I sat back down in the chair. Now we were getting somewhere. Now we were reaching the tall, dark stranger part. Better yet, this handsome stranger was preloved. Maybe he was the man who was going to take Jamie out of my mind and heart. And maybe Nora did know how to play the game after all.
“When am I to meet this man?” I asked, for I know how to play the game.
Nora just sat there staring at me, wordless, while I stared back. I was glad I wasn’t paying her by the hour.
“Sorry,” she said, then looked away. “Just reading thoughts.”
This statement made my mind reel. What were my thoughts? Could she read anyone at any time? What went on in the heads of people? Could she sit next to a guy on the bus and know he was planning a murder? I was sure there was a story in this.
But then, of course, a person couldn’t read other people’s minds, could she?
While I waited, Nora ran her hand over her face (proving she wore no makeup, something I truly envied; my hair and skin are so pale, remove the makeup and I look like a rabbit). “You are a very unhappy person.”
I drew in my breath sharply. No one had ever before said that to me. I am successful, self-confident, pretty, smart, etc. I am what I hoped I would become.
I gave Nora a raised-eyebrow look. “I am a very successful writer.” Damn! I thought. Rule number one: Never tell psychics anything; let them tell you.
“Money means nothing in life,” Nora said. “Success means nothing. You could be a queen and be a failure in life.”
The British royal family has proven that, haven’t they? “What constitutes success?” I asked, deciding to forgo sarcasm in favor of hearing another opinion.
“The giving and receiving of love,” she answered.
Love, I thought. Love is what I write about. Specifically, giving love to a man. But at the moment a human man was something I didn’t have.
“I have friends,” I heard myself saying. “I love many people and they love me.” I sounded like a petulant child.
“No,” she said. “For you there is something more.”
Maybe I looked frustrated or maybe I looked as though I were going to start crying—about how I felt. I have a tendency toward self-pity anyway, and her telling me I wasn’t happy had rung some bells inside me. I had heard that Steve’s wedding was beautiful.
“Maybe I should explain,” Nora said. “Many women can be happy with any of…well, perhaps one man in twenty. But then they don’t ask much. They want a nice man, someone who’ll support them, who plays with the children. They—”
“Every woman wants that.” I have a dreadful habit of interrupting people. Only in New York, where people talk on top of each other, do I fit in.
“Yes, that’s what I said,” Nora answered, eyes boring into me, pointing out my rudeness and showing she had more spirit than I originally thought. “Most women want a man who is good to them and they choose him based on compatibility, race, money, education, things like that.”

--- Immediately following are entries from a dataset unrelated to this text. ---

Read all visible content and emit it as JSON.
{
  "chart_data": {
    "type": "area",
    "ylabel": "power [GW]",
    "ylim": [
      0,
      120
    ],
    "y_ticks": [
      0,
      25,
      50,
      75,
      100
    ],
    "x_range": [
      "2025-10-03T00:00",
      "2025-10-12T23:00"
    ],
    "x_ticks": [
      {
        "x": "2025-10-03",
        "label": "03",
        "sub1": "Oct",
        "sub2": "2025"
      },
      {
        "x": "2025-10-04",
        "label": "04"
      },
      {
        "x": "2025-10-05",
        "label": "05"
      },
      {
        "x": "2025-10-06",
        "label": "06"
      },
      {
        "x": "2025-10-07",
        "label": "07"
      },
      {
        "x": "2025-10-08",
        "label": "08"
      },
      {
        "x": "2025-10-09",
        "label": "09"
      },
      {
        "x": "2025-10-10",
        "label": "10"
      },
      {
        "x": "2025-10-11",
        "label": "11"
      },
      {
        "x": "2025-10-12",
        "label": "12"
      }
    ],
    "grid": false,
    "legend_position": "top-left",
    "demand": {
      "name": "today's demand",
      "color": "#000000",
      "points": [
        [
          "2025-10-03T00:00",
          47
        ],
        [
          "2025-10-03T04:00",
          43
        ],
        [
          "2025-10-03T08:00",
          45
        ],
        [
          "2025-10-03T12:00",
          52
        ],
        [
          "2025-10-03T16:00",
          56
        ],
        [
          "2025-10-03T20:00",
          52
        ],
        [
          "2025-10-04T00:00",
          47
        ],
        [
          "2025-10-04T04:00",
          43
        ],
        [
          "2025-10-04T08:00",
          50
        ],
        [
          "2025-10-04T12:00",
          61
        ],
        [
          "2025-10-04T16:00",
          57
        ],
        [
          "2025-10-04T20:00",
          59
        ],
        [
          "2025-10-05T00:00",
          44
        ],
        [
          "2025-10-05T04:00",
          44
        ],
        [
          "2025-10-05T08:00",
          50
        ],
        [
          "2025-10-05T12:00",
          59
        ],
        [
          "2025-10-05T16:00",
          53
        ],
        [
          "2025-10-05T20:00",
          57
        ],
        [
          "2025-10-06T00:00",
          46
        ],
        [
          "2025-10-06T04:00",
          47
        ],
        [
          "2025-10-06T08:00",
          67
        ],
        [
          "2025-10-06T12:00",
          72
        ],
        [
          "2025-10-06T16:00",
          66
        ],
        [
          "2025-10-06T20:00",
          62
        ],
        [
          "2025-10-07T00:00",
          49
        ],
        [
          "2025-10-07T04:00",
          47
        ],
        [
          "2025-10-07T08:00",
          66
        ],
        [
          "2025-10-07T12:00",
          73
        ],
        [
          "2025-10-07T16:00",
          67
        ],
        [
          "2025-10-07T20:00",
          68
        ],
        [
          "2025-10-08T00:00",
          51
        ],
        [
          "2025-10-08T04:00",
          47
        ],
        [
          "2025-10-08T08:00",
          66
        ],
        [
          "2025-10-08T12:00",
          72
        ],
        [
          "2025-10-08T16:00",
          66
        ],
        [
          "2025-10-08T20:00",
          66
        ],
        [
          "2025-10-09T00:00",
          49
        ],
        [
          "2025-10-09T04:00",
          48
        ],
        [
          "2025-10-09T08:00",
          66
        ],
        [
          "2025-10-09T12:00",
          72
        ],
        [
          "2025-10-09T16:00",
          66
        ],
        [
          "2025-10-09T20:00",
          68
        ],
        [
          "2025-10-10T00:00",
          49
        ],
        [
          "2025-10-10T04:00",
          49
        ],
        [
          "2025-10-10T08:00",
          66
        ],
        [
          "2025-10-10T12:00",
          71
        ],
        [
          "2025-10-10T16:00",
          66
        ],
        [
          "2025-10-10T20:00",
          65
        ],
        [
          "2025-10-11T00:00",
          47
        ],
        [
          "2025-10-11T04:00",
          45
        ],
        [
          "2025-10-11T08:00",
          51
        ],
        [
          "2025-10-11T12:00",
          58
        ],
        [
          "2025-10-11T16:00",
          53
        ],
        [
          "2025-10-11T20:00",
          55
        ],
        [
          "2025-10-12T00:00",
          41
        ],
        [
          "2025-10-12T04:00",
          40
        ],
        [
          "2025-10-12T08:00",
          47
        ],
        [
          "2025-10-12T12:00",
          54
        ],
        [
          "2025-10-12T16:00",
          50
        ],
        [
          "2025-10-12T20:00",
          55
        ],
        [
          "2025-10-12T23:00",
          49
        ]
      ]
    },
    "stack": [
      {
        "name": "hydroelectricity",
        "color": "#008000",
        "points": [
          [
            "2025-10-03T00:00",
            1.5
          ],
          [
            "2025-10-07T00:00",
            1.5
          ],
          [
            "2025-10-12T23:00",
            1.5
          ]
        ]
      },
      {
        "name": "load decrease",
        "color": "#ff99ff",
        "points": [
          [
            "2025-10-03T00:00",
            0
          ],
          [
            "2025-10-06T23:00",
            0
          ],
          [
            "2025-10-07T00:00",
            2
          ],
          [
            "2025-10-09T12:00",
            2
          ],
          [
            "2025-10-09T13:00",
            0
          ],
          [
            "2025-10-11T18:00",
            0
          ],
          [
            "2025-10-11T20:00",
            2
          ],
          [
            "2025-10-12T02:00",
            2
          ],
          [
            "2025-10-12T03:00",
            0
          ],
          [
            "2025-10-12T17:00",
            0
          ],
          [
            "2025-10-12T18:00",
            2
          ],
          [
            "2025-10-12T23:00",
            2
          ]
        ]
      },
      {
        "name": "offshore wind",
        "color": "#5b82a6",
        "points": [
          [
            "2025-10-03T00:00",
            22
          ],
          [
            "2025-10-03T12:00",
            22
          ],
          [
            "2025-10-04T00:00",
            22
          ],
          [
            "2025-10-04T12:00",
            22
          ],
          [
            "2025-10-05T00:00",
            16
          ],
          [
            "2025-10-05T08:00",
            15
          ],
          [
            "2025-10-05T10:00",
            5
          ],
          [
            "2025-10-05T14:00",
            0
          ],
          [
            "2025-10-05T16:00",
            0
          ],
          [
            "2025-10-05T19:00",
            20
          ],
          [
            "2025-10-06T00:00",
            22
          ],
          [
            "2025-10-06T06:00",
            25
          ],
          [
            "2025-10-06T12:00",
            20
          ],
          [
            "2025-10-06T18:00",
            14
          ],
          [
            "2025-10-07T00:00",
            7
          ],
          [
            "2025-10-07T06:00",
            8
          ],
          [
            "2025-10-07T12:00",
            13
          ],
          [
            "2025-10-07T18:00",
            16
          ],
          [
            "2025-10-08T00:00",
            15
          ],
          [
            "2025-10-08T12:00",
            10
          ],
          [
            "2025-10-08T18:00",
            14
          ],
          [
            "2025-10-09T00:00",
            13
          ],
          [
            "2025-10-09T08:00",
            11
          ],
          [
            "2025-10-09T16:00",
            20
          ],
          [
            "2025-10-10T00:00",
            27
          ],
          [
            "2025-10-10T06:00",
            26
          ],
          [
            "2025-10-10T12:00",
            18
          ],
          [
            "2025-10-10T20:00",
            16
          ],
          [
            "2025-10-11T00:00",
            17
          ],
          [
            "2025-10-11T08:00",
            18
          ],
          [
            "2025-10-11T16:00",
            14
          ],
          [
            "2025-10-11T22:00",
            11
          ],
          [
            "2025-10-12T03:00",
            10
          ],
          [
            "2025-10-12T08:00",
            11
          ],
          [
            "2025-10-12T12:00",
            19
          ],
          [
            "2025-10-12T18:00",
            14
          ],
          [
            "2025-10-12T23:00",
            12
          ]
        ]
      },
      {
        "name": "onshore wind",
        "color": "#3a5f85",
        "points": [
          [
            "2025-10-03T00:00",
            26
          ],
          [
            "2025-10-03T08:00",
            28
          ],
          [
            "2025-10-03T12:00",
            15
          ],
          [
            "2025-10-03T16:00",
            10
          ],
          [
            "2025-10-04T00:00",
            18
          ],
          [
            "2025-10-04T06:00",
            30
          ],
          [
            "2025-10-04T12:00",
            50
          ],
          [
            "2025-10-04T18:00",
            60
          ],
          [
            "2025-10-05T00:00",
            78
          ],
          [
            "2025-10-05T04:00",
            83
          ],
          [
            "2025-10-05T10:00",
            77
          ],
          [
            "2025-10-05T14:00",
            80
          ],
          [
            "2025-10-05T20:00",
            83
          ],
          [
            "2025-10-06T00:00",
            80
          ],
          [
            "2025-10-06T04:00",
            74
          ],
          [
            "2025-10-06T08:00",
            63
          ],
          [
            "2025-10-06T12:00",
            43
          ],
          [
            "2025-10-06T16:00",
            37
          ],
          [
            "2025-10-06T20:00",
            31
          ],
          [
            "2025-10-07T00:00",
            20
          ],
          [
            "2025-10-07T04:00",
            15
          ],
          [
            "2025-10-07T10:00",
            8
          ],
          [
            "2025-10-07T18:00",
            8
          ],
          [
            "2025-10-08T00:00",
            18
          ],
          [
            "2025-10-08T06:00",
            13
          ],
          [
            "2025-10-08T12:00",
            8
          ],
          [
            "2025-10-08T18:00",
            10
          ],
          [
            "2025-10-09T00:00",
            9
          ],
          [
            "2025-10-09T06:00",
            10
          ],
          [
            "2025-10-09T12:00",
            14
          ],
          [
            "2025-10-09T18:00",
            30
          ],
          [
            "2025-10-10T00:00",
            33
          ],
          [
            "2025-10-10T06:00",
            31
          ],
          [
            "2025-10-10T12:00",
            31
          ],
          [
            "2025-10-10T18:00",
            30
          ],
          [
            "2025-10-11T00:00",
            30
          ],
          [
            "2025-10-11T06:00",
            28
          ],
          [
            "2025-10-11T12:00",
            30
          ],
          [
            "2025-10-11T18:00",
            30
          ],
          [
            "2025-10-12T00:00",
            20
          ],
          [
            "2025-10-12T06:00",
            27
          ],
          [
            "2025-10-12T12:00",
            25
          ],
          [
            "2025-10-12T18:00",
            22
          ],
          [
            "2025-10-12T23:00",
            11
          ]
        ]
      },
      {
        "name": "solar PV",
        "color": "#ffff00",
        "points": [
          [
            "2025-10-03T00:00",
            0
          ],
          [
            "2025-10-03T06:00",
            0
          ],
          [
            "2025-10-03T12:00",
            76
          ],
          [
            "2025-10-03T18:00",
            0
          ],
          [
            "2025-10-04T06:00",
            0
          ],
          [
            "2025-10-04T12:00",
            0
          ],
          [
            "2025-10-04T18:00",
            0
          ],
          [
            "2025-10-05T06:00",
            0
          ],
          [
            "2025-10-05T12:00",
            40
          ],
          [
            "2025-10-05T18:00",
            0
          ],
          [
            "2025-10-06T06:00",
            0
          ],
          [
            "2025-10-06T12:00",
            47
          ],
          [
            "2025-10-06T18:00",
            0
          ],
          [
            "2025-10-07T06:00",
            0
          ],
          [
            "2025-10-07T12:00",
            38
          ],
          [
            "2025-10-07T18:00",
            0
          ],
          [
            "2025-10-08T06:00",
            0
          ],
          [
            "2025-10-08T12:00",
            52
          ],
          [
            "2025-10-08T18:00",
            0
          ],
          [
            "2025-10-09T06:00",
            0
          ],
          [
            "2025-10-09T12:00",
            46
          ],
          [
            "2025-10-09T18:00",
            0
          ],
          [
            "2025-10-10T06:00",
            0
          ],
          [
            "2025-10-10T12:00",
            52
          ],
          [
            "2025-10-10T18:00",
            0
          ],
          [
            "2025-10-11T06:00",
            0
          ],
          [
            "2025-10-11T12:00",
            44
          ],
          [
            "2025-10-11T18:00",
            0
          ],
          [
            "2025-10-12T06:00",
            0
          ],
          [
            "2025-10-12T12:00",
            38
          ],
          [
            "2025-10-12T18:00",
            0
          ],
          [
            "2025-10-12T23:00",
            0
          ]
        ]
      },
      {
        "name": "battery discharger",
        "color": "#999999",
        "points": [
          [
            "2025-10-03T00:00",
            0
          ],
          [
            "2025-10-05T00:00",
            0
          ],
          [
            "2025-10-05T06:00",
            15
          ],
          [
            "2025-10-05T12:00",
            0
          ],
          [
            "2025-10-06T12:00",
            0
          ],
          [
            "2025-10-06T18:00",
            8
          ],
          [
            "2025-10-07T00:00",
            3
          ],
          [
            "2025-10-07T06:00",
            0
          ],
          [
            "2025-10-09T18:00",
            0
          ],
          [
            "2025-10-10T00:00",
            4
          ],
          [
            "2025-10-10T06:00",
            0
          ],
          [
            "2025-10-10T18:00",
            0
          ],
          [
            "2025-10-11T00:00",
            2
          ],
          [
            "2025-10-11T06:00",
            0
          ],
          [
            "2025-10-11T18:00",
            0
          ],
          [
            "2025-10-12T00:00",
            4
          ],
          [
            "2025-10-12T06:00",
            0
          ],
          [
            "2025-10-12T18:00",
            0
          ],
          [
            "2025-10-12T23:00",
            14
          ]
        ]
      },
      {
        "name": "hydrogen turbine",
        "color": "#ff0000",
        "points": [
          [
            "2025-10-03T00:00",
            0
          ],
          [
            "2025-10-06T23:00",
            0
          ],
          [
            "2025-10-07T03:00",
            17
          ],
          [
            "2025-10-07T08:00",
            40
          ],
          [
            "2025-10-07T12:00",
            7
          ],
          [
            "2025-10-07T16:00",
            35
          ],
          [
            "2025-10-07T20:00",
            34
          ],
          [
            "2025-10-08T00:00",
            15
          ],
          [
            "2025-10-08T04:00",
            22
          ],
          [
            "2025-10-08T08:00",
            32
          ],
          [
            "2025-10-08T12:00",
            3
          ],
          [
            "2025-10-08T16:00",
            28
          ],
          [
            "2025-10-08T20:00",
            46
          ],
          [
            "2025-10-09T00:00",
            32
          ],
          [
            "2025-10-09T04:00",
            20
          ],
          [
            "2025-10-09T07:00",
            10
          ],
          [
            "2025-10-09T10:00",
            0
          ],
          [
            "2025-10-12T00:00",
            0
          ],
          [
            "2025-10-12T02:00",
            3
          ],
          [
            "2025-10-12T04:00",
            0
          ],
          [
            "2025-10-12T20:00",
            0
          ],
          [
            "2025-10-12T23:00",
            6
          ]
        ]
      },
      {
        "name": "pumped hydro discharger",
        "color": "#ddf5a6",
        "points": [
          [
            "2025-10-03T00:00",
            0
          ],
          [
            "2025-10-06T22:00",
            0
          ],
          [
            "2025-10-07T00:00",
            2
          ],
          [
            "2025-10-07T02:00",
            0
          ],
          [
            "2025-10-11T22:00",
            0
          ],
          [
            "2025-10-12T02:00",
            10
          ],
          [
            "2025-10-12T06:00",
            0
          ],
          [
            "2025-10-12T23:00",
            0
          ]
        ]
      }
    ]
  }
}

After that she just sat there, saying not a word. Yes, okay, I thought, so you told me the prologue, but where’s the story? I searched my mind for what I was supposed to say, since she seemed to be waiting for me to speak.
Sometimes my brain works like lightning but sometimes it just sits there. “Oh,” I said at last. “What do I want?”
Nora smiled so sweetly at me that I felt as though I were back in first grade and had just received a star from my teacher.
“You,” she said, with twinkling eyes, “want everything. You want a Grand Passion. A Great Romance. You want the stars and the moon. You want a man who is brilliant and strong, as well as soft and weak, a man who’s handsome and talented and…” She paused, looked hard into my eyes and said, “You want a man who can love. Love with all his being, just the way you’d love him in return.”
I collapsed back against the chair and stared at her. In months, therapists, self-help books, palm readers, astrologers, all of them combined had not figured out as much about me as this woman had in minutes.
“Yes,” I managed to say. “I want it all.” I was so full of emotion I could hardly speak.
Unfortunately, what Nora did then was give me a very stern look. “You ought to settle for less.”
My head started to clear. What were we talking about? My sense of humor was beginning to come back to me. “Okay,” I said, smiling. “I’ll settle for half. You have any good-looking cousins? Except red-haired men. I don’t like red-haired men.”
Nora didn’t so much as crack a smile. “No. No one will do for you. You will know him when you see him.”
I lost my humor. Yeah, right. One of those, I’ll-know-him-when-I-see-him gags. What I wanted was an address, or at least a telephone number. I wanted someone who would drive Jamie from my head.
Nora was looking at me in that reading-thoughts way. Let her look into my mind all she wanted. Whatever was in my mind had already been put on paper and sold to my publishing house. And if she “saw” Jamie I could truthfully say that he was just another of my paper heroes.